Le même orateur qui a fait un grief au ministère d’avoir, dans la discussion de la loi communale, demandé pour l’autorité administrative le pouvoir d’interdire la représentation de pièces connues notoirement comme portant atteinte à la morale publique, veut cependant, en ce qui concerne l’enseignement primaire, que le gouvernement favorise exclusivement certains établissements. Nous voyons la une contradiction.

Quant à nous nous avons pensé et nous pensons encore que les dispositions que nous avons soutenues dans la loi communale ne pouvaient produire que de bons effets.

En ce qui concerne les subsides aux établissements d’instruction primaire, je pense que nous en avons fait une répartition convenable autant que les circonstances l’ont permis.

Vous vous rappelez que le fonds de 200,000 fr. a été presqu’exclusivement consacré à continuer des subsides aux divers établissements d’instruction primaire qui en jouissaient. Jusqu’à présent il n’a pas été question de retirer ces subsides sans des motifs fondés. Quant au surplus de ces fonds, le gouvernement n’a point frappé d’exclusions les établissements que le zèle religieux et la charité dirigent plus particulièrement.

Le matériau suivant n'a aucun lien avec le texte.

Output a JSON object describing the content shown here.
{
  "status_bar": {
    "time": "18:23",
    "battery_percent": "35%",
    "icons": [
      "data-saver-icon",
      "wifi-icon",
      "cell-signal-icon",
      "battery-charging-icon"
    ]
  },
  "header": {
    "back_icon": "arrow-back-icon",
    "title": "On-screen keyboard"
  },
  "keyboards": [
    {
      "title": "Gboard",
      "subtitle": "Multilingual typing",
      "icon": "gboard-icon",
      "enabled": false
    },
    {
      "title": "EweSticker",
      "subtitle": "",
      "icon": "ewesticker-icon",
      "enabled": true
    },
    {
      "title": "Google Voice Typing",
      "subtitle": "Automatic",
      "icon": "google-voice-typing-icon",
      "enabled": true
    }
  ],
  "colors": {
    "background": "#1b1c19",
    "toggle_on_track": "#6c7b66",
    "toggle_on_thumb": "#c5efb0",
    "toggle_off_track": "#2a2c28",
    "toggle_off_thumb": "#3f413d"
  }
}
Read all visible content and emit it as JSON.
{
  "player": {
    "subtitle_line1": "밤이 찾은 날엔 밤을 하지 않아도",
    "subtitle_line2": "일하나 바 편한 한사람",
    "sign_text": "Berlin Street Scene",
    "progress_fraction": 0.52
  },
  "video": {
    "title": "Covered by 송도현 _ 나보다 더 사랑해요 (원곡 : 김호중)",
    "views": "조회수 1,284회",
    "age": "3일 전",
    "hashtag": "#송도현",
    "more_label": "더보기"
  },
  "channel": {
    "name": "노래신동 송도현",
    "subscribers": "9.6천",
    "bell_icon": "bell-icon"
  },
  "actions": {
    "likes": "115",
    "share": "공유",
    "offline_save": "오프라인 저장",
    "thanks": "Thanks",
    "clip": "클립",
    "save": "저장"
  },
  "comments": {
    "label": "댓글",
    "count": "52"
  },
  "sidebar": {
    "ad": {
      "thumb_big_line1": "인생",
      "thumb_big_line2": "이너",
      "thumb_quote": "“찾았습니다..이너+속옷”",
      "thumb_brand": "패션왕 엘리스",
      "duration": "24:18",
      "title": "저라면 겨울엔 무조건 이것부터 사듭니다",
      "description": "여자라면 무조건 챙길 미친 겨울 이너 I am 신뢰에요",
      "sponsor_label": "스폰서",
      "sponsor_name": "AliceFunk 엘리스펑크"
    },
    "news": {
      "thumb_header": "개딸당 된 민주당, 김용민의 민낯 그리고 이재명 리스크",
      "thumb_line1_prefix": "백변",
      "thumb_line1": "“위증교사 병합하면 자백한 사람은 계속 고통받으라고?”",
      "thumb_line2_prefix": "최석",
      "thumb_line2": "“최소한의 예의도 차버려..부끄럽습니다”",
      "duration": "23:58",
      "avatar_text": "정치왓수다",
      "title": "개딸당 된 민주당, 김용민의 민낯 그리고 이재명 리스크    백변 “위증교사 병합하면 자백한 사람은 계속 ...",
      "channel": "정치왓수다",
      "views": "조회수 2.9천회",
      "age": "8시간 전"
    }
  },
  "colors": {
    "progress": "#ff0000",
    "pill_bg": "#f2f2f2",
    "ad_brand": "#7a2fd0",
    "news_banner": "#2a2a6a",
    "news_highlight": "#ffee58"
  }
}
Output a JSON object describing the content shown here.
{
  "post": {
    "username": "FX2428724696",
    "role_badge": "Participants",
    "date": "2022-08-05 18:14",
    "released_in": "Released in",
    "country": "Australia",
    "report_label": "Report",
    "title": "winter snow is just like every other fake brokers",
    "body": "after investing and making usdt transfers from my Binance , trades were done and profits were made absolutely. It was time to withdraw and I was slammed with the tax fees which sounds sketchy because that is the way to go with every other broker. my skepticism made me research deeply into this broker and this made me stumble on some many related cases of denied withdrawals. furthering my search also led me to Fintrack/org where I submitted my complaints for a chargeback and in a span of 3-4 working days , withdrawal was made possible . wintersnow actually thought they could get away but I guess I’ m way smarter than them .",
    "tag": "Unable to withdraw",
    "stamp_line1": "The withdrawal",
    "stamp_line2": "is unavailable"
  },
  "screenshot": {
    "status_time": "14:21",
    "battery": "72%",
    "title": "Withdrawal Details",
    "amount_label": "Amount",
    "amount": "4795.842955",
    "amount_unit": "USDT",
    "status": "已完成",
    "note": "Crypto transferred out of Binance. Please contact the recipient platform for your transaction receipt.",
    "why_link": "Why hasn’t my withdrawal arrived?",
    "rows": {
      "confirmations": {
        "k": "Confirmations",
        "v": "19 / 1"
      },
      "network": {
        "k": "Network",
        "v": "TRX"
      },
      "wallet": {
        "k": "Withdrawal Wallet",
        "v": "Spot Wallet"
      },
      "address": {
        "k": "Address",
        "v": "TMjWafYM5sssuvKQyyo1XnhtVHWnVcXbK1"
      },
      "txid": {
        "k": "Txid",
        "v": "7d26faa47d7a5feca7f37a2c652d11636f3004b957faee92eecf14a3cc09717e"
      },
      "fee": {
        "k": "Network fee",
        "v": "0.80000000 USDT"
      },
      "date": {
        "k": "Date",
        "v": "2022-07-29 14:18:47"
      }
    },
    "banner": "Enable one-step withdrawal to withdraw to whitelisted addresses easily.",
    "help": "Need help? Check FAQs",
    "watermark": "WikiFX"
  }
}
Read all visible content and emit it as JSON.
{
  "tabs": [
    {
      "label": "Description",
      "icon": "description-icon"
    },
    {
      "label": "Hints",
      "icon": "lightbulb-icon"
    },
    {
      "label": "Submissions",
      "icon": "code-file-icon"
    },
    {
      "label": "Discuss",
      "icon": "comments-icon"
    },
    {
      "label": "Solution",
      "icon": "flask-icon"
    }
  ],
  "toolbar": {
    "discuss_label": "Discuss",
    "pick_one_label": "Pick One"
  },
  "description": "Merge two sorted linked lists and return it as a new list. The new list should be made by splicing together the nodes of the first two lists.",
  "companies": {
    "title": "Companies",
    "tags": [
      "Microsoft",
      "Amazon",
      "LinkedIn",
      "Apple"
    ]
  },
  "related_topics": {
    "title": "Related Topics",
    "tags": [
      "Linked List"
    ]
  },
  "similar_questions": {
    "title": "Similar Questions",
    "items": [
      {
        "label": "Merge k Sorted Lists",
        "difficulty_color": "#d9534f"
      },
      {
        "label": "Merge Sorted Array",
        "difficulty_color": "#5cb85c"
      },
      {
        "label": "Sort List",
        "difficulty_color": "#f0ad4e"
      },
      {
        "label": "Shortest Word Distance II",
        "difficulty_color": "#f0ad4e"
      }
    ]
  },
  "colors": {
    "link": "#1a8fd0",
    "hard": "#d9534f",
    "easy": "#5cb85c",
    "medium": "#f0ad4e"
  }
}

Le gouvernement aurait encore, suivant le même orateur, pris à tâche de nommer particulièrement les fonctionnaires publics les plus notoirement opposés aux idées de liberté religieuse. C’est encore là une accusation banale que nous repoussons de toutes nos forces comme tous les griefs que j’ai déjà rencontrés. Enfin la même tendance se manifesterait dans les élections aux chambres. Le préopinant a eu soin de dire que quelles que pussent être à cet égard nos dénégations, il n’y aurait aucun égard. Sans avoir nous-mêmes égard à cette réserve, nous nous bornons à déclarer que ces faits sont de pures inventions.

Je pense, messieurs, que j’ai déjà besoin de m’excuser auprès de vous pour m’être autant étendu dans ma réponse à tous ces griefs.

M. Dubois. - L’honorable ministre de l’intérieur vient de répondre très longuement aux griefs présentés par M. Doignon, qui lui a reproché entre autres choses de ne pas être assez catholique. Je lui demanderai si après cela il n’avait pas un mot à dire en réponse à la question que je lui ai adressée et qui est également intéressante. Je lui ai demandé si lorsque chaque année les bourgmestres font un rapport sur leur commune, et les gouverneurs un rapport sur leur province, il ne conviendrait pas que le ministre de l’intérieur fît chaque année aux chambres et au pays un rapport sur la situation morale et matérielle du pays. Que M. le ministre de l’intérieur veuille bien dire quelles sont à cet égard ses intentions. Déjà ce rapport avait été promis par le ministre prédécesseur de M. de Theux ; depuis trois ans que cette promesse est faite, elle n’a pas été réalisée. Je demande donc à M. le ministre de l'intérieur s’il a sérieusement l’intention de présenter chaque année ce rapport sur la situation du pays.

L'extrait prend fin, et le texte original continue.